A body harness is used to provide places of attachment to support you either while working or to catch you if you should fall. It’s important that the harness fits correctly for two reasons. First, you may be suspended by this harness for extended periods of time, and you don’t want it to cut off blood flow. Second, during a fall it will pull up tight on your body to absorb your weight plus any g-forces accumulated. Since 1998, OSHA requires a body harness, and belts alone do not meet this requirement. (See Figure 3.) The main attachment point is in front at the chest. This allows you access to attach or remove lines as required, and it distributes your weight correctly over the harness. A second and important attachment point is on the back. This is used for fall-arrest equipment and is what catches you if you fall.

Anchorages are points of attachment on the structure for both tie-offs and fall-arrest devices. OSHA has specific rules about anchorages, their capabilities and strength. When working at heights, you must be attached at two different anchorage points in case one fails or comes loose. The two D-rings at the hips of a safety harness are used to position yourself while working, not to support your weight. They are also used to hold tools and other equipment needed for the job.

OSHA also has strict rules concerning the connectors used for attaching tie-offs and fall-arrest systems; this covers both D-rings and snaphooks. They must have a minimum tensile strength of 5000lbs and be used in the proper way. Carabineers are also useful while working. Even if it’s just to hoist a pail, be careful: Never use the cheap ones used for key chains. Those designed for safety purposes use a locking mechanism to keep it closed and are rated to hold at least 5000lbs. The cheap ones can come apart and drop you or something on your head if they break. (See Figure 4.)
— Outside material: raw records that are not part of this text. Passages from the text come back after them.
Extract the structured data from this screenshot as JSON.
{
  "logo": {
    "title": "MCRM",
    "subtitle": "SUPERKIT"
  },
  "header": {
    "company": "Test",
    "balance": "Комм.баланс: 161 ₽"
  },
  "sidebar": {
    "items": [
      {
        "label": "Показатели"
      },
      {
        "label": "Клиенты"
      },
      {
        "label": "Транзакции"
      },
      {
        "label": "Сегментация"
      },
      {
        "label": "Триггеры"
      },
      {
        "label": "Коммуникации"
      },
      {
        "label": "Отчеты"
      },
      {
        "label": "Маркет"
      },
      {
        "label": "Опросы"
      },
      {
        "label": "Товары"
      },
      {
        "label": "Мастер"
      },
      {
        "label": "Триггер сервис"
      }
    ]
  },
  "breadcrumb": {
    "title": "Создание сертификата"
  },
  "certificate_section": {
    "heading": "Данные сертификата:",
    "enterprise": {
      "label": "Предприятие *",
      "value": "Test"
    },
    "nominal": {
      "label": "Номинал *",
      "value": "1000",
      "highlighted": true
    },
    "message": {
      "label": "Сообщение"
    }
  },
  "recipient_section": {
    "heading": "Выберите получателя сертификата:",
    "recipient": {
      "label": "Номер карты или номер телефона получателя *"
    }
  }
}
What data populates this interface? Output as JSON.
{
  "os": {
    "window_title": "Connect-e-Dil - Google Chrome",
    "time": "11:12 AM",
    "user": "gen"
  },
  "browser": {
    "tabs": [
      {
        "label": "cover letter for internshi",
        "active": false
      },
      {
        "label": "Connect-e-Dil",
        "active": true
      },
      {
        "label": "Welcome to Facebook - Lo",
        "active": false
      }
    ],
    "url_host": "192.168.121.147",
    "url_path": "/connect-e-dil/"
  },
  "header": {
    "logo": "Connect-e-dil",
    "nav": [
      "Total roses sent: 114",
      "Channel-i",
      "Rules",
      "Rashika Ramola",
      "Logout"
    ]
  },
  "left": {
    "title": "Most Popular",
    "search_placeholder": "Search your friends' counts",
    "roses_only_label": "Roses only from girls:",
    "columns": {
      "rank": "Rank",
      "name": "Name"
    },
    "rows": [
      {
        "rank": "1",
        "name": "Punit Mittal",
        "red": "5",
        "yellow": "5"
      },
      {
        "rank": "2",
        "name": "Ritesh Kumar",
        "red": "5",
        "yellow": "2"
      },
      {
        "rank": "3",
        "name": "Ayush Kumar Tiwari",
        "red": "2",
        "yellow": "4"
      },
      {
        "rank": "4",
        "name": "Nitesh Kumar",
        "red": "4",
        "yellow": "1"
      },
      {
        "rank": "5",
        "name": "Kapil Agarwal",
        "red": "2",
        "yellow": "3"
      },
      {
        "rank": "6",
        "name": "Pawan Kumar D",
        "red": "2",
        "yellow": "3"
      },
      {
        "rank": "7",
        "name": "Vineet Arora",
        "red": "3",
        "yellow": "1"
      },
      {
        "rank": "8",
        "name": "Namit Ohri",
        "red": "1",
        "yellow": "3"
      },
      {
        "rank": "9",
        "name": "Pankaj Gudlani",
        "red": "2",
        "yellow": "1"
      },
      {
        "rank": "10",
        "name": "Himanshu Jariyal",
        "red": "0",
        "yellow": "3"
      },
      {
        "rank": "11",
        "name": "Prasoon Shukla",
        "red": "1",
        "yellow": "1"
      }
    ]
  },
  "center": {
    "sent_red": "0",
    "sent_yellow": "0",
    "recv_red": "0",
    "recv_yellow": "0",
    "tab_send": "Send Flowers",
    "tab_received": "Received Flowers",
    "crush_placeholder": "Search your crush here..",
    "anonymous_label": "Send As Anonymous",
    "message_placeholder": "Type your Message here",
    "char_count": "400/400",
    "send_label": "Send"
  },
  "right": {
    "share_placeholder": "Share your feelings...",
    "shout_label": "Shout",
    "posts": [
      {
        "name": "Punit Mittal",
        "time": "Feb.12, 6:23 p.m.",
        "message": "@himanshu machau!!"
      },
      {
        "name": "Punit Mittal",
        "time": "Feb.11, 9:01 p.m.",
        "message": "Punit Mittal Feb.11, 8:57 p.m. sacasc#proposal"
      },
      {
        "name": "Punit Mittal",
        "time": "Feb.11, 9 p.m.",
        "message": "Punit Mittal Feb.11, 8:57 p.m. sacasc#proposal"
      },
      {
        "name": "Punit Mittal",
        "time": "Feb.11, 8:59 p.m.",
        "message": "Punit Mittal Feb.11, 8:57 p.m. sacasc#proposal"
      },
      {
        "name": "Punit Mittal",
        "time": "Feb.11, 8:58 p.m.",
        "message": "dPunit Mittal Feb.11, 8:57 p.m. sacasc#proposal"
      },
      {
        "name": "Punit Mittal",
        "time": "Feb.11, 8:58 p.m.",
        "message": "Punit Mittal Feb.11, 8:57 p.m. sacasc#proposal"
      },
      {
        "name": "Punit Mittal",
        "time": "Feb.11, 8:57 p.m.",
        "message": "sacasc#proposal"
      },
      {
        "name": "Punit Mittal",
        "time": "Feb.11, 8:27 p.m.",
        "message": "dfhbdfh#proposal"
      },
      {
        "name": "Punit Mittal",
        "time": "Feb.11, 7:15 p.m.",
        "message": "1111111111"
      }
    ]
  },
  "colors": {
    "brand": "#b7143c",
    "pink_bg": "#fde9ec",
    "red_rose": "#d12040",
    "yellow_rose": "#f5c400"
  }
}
Ropes and webbing are crucial to all climbs and lifts; they should be inspected on a regular basis. Any fraying or signs of wearing must be addressed, and the ropes most likely will have to be replaced. Hoisting anything that does not have its own lifting points requires straps to hold it, and these too must be inspected and arranged so the load won’t shift and fall. If you are working with a crane or hoist, it’s a good idea to get some training. (See Figure 5.)

Personal safety

It all comes down to the person doing the work taking responsibility for their own safety and the safety of others working around them. When you see something that does not look safe or if you’re not sure how to carry out a particular task safely let management know. Just because something has “always been done that way” does not mean it’s safe. Sometimes it takes a fresh set of eyes to see something that can potentially go wrong.